10 Tweets Mar 24, 2023
I wonder if the results would change if the poll question was posed differently.
"The world is controlled by a secretive elite" seems loaded to me. I would struggle with the word 'secretive'.
There are better ways to frame the question.
unherd.com
1. "Too many political decisions are made by undemocratic technocratic bodies."
2. "Political parties do not give the voter any meaningful choice to influence the policy agenda."
3. "Mainstream news media fails to convey the true character of the contemporary political order."
4. "Politics is dominated by special interest lobbying, fake civil society organisations and politically-motivated technocrats and low-rent academics."
5. "Politicians prefer deferring to global institutions than representing the wishes of the public and their constituents."
6. "Atrophied political parties are self-serving and have converged at a superficially centrist but radical consensus, and have lost contact with the public and political constituencies, and have no ideas about how to confront the democratic deficit and crisis of legitimacy."

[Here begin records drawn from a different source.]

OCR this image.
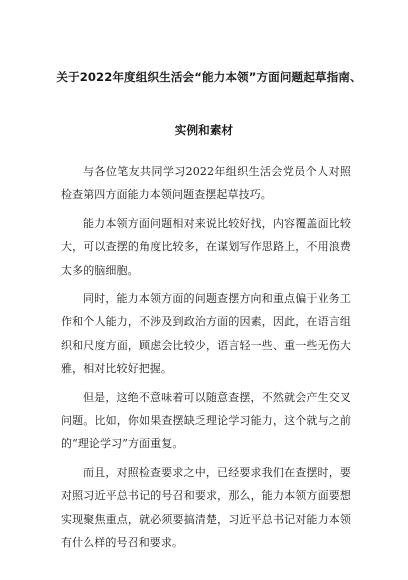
关于2022年度组织生活会“能力本领”方面问题起草指南、
实例和素材

与各位笔友共同学习2022年组织生活会党员个人对照检查第四方面能力本领问题查摆起草技巧。

能力本领方面问题相对来说比较好找，内容覆盖面比较大，可以查摆的角度比较多，在谋划写作思路上，不用浪费太多的脑细胞。

同时，能力本领方面的问题查摆方向和重点偏于业务工作和个人能力，不涉及到政治方面的因素，因此，在语言组织和尺度方面，顾虑会比较少，语言轻一些、重一些无伤大雅，相对比较好把握。

但是，这绝不意味着可以随意查摆，不然就会产生交叉问题。比如，你如果查摆缺乏理论学习能力，这个就与之前的“理论学习”方面重复。

而且，对照检查要求之中，已经要求我们在查摆时，要对照习近平总书记的号召和要求，那么，能力本领方面要想实现聚焦重点，就必须要搞清楚，习近平总书记对能力本领有什么样的号召和要求。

7. "Tony Blair initiated the darkest chapter of Britain's political history by dismantling democracy and long-standing political principles because he 'thought it was the right thing to do', the full consequences of which are yet to be understood."
I could probably go on.
But it's easy to frame quite reasonable criticisms of contemporary politics as 'conspiracy theory'. All criticisms of politics are, in one way or another superficially analogous to a conspiracy theory.
One relatively influential academic in the field -- a psychologist -- believes that even criticising academics from a position outside of the campus is in and of itself to hold with a 'conspiracy theory'.
Just to accuse some expert of being wrong is 'conspiracy ideation'.
"Conspiracy theory" is a just a smear. People's ability to express political ideas varies. But I'm quite comfortable with the statement, "you can stick your eco-doomer, weirdo gender and fake racial grievance ideologies up your arse; this is about money", even if it's simplistic.
I'm not afraid of 'conspiracy theorists', the 'far right', or 'populism', because I believe that by far the majority of people just want to be left alone to get on with their families and work, not to be troubled by ideologies and idiot politicians' grands projets.
People who tend to be concerned about 'conspiracy theories' tend to have radical ideas about how society must be reorganised, in short order, and about how people who object to that transformation must be dealt with. They tend to be extremists, IOW.